Not surprisingly, perhaps, Ms. An’s favorite film is “A League of Their Own,” with Geena Davis and Madonna as players in a fledgling U.S. women’s baseball league in the 1940s. In Korea, Ms. An ― and, now, her team ― essentially is women’s baseball.
In 1996, she became the first (and, so far, only) girl to play high school baseball in Korea. She pitched four times; her maximum pitching speed was 110 kilometers (68 miles) per hour.
“When you stand on the mound, the world around you gets all blurry,” Ms. An says with a faraway look.
For her to play high school baseball, Ms. An and her father, An Hwa-seong, had to struggle against the Korea Baseball Association and the government. High school players have to register ― the system is designed to help pave the careers of future pro players ― and since there were no professional women players, there were no provisions for a girl to register.
“Only men, theoretically, can be pro baseball players here,” says Mr. An, now 50. To help his only daughter realize her dream, Mr. An successfully fought to get the rules changed. Mr. An attends Bimylie’s practice every Sunday, to do chores for the team.

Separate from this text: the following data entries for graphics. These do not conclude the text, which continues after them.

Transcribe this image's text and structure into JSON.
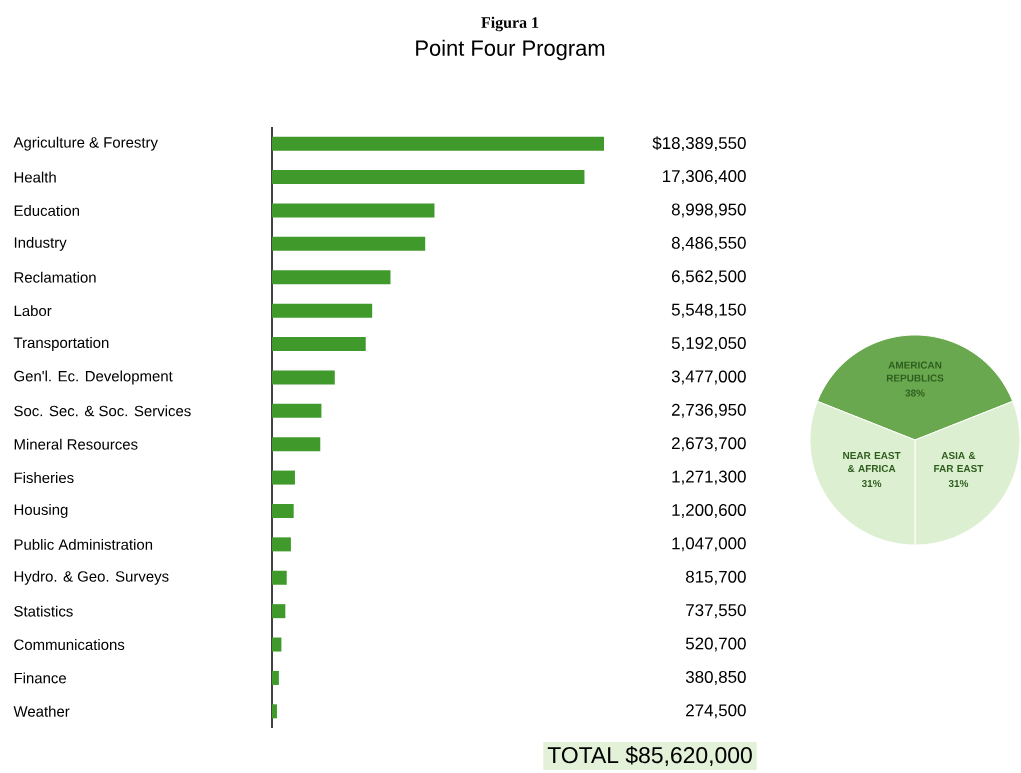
{
  "chart_data": [
    {
      "type": "bar",
      "orientation": "horizontal",
      "title": "Figura 1",
      "subtitle": "Point Four Program",
      "categories": [
        "Agriculture & Forestry",
        "Health",
        "Education",
        "Industry",
        "Reclamation",
        "Labor",
        "Transportation",
        "Gen'l. Ec. Development",
        "Soc. Sec. & Soc. Services",
        "Mineral Resources",
        "Fisheries",
        "Housing",
        "Public Administration",
        "Hydro. & Geo. Surveys",
        "Statistics",
        "Communications",
        "Finance",
        "Weather"
      ],
      "values": [
        18389550,
        17306400,
        8998950,
        8486550,
        6562500,
        5548150,
        5192050,
        3477000,
        2736950,
        2673700,
        1271300,
        1200600,
        1047000,
        815700,
        737550,
        520700,
        380850,
        274500
      ],
      "value_labels": [
        "$18,389,550",
        "17,306,400",
        "8,998,950",
        "8,486,550",
        "6,562,500",
        "5,548,150",
        "5,192,050",
        "3,477,000",
        "2,736,950",
        "2,673,700",
        "1,271,300",
        "1,200,600",
        "1,047,000",
        "815,700",
        "737,550",
        "520,700",
        "380,850",
        "274,500"
      ],
      "color": "#3f9a2b",
      "annotations": [
        "TOTAL $85,620,000"
      ]
    },
    {
      "type": "pie",
      "categories": [
        "AMERICAN REPUBLICS",
        "ASIA & FAR EAST",
        "NEAR EAST & AFRICA"
      ],
      "values": [
        38,
        31,
        31
      ],
      "value_labels": [
        "38%",
        "31%",
        "31%"
      ],
      "colors": [
        "#6aa84f",
        "#dcefd0",
        "#dcefd0"
      ]
    }
  ]
}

After high school, however, Ms. An found it impossible to play college baseball. So she tried her luck with pro teams in Korea ― again, to no avail.
Then she seemed to have a breakthrough. Steve Kim, the U.S. major leaguer Park Chan-ho’s agent, called her from the United States and showed interest in getting her to play women’s baseball there. But she was unable to get a U.S. visa.
Still she didn’t give in. She heard about a church with an amateur baseball team that welcomed all players, regardless of gender. She started attending the church, even though she was from a Buddhist family.
Once on the church team, a friendly match with a Japanese church led to a connection with the Dream Wings, the Japanese semi-pro team. And then she gave up the Dream Wings for Bymilie.
She says the team is “everything” to her. And yet its future is unclear at best. For one thing, when you’re a country’s only team in a particular sport, who do you play against?
They’d like to be in the World Series again next year. In the meantime, they have no games scheduled. But Ms. An says they’ll be practicing Sunday, rain or shine.
“I’m playing baseball not because I love it,” Ms. Ahn says. “There are times I feel baseball is too consuming.
“But I can’t help playing it. I simply don’t know what to do other than baseball. That’s what I am.”